About Us

We are an interdisciplinary research group at Academia Sinica, co-led by I-Ping Tu (Institute of Statistical Science) and Wei-Hau Chang (Institute of Chemistry). Our work bridges statistical innovation and structural biology, with a focus on the analysis of cryo-electron microscopy (cryo-EM) data.

Since 2014, we have developed a series of robust and efficient statistical methods to address core challenges in cryo-EM, including dimension reduction, image clustering, and 3D structure classification from noisy 2D particle images. These advances earned international recognition, highlighted by the 2020 ICCM Best Paper Award.
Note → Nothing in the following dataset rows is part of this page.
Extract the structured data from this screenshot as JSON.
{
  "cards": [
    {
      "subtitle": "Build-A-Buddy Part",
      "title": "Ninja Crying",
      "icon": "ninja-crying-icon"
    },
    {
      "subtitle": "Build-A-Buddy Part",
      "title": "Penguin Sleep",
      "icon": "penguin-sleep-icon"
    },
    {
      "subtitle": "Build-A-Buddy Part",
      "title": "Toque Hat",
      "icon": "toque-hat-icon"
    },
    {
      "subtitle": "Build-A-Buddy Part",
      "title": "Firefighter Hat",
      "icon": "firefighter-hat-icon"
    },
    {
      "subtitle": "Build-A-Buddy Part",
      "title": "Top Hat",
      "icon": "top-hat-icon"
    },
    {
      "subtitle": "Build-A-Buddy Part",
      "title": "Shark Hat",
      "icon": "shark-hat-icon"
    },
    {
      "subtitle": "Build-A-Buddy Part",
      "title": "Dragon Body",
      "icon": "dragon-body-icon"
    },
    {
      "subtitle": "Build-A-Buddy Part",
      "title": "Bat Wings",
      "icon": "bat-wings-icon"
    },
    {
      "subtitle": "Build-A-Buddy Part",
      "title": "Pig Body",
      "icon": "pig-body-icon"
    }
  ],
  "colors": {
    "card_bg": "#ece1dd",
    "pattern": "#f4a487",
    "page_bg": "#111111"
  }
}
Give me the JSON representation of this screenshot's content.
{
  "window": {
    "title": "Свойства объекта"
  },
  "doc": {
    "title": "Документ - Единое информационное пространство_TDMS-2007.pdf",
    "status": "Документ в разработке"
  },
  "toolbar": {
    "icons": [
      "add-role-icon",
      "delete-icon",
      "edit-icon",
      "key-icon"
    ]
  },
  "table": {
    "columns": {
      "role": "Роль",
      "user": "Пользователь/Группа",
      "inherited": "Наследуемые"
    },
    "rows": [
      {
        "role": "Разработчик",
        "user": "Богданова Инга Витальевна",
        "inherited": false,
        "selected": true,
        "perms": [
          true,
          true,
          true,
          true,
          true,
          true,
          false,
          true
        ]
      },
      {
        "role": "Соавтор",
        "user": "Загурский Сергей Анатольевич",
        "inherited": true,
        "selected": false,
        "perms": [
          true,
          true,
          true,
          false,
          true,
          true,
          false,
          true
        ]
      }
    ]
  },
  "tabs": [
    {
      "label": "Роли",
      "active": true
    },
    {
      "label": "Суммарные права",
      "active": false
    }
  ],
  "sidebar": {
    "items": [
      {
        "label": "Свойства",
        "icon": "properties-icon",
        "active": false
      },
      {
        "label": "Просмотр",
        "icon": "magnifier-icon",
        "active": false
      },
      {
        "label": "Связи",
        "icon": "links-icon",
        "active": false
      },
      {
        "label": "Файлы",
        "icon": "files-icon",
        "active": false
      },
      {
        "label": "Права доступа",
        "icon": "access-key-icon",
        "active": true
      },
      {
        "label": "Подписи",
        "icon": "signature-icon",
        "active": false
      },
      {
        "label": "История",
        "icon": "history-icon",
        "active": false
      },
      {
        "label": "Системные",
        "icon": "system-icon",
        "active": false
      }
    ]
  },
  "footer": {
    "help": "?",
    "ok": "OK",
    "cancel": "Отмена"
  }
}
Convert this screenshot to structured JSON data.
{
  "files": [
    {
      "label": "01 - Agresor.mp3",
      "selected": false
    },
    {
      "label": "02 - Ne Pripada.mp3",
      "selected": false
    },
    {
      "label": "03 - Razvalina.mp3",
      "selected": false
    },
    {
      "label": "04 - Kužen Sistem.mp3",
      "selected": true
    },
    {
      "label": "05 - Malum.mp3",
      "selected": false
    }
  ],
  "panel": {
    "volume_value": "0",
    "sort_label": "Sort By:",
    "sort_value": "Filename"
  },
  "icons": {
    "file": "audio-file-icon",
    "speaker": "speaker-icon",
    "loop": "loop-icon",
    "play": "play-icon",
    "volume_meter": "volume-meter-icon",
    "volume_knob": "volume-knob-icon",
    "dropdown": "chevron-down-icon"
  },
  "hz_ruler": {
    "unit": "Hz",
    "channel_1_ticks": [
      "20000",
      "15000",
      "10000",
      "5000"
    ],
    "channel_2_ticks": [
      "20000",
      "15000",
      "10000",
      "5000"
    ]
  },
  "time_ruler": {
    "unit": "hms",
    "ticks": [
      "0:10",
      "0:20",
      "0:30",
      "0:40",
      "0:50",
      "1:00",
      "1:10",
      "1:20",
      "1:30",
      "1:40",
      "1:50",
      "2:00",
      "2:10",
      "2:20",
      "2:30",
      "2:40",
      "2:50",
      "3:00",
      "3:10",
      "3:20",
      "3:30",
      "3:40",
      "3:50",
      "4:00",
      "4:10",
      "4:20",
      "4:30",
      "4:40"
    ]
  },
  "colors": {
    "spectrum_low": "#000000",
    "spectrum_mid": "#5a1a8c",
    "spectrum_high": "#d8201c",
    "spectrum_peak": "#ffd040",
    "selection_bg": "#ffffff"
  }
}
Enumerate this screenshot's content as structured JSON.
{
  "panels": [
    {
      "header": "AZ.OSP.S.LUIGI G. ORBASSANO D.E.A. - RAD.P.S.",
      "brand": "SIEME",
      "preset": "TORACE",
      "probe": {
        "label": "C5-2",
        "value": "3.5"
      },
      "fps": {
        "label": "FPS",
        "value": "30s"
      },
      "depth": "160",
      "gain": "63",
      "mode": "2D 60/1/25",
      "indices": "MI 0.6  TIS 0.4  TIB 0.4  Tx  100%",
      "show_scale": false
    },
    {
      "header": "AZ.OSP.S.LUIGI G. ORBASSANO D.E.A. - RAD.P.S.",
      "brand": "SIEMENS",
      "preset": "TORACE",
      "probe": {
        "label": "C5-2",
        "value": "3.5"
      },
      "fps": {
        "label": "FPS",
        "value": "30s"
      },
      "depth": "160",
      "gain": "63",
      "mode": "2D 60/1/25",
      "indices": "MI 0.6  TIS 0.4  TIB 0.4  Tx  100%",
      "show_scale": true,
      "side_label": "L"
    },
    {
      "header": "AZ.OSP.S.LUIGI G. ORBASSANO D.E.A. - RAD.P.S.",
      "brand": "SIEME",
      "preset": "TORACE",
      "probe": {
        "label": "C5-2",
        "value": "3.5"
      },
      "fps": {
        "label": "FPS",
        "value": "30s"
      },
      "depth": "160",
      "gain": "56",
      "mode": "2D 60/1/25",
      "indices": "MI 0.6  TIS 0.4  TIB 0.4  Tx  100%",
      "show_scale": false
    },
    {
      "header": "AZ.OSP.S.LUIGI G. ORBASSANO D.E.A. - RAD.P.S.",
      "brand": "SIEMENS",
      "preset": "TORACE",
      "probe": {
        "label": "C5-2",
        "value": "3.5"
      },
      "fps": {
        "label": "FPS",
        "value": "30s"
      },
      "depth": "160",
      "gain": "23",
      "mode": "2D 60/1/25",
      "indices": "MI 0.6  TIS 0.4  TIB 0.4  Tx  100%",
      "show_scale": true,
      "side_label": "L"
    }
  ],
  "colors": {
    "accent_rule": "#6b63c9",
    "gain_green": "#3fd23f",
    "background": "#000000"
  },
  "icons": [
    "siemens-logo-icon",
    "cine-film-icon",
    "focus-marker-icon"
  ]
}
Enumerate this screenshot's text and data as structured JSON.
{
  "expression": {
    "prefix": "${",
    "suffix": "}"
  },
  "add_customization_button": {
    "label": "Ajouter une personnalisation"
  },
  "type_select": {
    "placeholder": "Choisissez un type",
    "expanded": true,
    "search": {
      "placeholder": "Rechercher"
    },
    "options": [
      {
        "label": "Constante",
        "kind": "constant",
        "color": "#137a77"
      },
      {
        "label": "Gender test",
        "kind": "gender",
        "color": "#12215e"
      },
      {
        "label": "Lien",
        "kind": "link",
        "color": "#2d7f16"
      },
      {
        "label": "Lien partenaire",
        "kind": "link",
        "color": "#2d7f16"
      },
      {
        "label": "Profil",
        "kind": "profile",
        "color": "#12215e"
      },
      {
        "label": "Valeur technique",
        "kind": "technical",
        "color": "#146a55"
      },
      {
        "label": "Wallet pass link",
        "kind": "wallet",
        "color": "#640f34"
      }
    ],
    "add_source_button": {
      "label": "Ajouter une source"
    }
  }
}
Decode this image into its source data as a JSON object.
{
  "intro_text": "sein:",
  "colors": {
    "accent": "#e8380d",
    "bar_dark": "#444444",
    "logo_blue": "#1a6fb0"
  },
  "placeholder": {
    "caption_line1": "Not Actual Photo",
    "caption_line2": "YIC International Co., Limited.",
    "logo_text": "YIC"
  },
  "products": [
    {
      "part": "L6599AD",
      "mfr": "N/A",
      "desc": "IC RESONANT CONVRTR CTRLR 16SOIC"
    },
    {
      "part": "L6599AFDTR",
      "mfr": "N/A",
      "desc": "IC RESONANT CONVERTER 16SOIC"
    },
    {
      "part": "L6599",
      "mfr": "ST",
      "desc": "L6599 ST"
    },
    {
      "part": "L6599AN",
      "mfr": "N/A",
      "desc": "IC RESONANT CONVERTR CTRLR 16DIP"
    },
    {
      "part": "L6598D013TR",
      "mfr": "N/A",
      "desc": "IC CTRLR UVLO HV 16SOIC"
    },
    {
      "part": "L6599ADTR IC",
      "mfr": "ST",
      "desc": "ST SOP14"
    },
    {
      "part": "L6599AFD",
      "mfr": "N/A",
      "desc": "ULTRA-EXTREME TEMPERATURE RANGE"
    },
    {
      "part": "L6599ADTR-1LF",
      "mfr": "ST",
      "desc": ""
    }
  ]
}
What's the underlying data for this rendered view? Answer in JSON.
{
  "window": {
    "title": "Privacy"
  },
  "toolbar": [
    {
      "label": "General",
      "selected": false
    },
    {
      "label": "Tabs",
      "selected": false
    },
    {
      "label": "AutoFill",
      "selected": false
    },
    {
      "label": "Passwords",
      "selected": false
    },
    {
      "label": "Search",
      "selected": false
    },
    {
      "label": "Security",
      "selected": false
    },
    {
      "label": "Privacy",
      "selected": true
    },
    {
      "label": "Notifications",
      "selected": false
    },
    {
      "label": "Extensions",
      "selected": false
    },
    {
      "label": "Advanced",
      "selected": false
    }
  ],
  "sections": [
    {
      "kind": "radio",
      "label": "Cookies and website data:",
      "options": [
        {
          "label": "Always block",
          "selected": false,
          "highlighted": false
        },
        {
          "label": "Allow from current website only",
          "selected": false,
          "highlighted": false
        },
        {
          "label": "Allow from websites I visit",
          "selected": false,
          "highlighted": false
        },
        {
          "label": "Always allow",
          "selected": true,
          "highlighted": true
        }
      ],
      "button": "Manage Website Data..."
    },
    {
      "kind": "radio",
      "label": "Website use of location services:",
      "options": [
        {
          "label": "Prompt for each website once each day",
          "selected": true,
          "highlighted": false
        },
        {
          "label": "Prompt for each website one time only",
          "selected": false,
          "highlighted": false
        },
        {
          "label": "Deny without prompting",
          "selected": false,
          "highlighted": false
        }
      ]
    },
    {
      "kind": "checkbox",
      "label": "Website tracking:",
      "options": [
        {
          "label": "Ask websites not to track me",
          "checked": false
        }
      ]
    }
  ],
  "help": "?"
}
Beyond methodology, we have provided critical insights into fundamental issues such as the “Einstein from Noise” phenomenon, where we quantified and corrected bias in cryo-EM reconstructions. Our tools—most notably the RE2DC classification package, integrated into the ASCEP processing platform—have been applied to real-world structural biology problems, including uncovering the mechanism of filament dynamics in homologous recombination from low-resolution cryo-EM data.

Building on this foundation, our group is now advancing methods to move beyond coordinate fitting toward extracting chemically and electrostatically meaningful atomic features directly from cryo-EM maps, aiming to transform cryo-EM into a platform for quantitative chemical and mechanistic insight.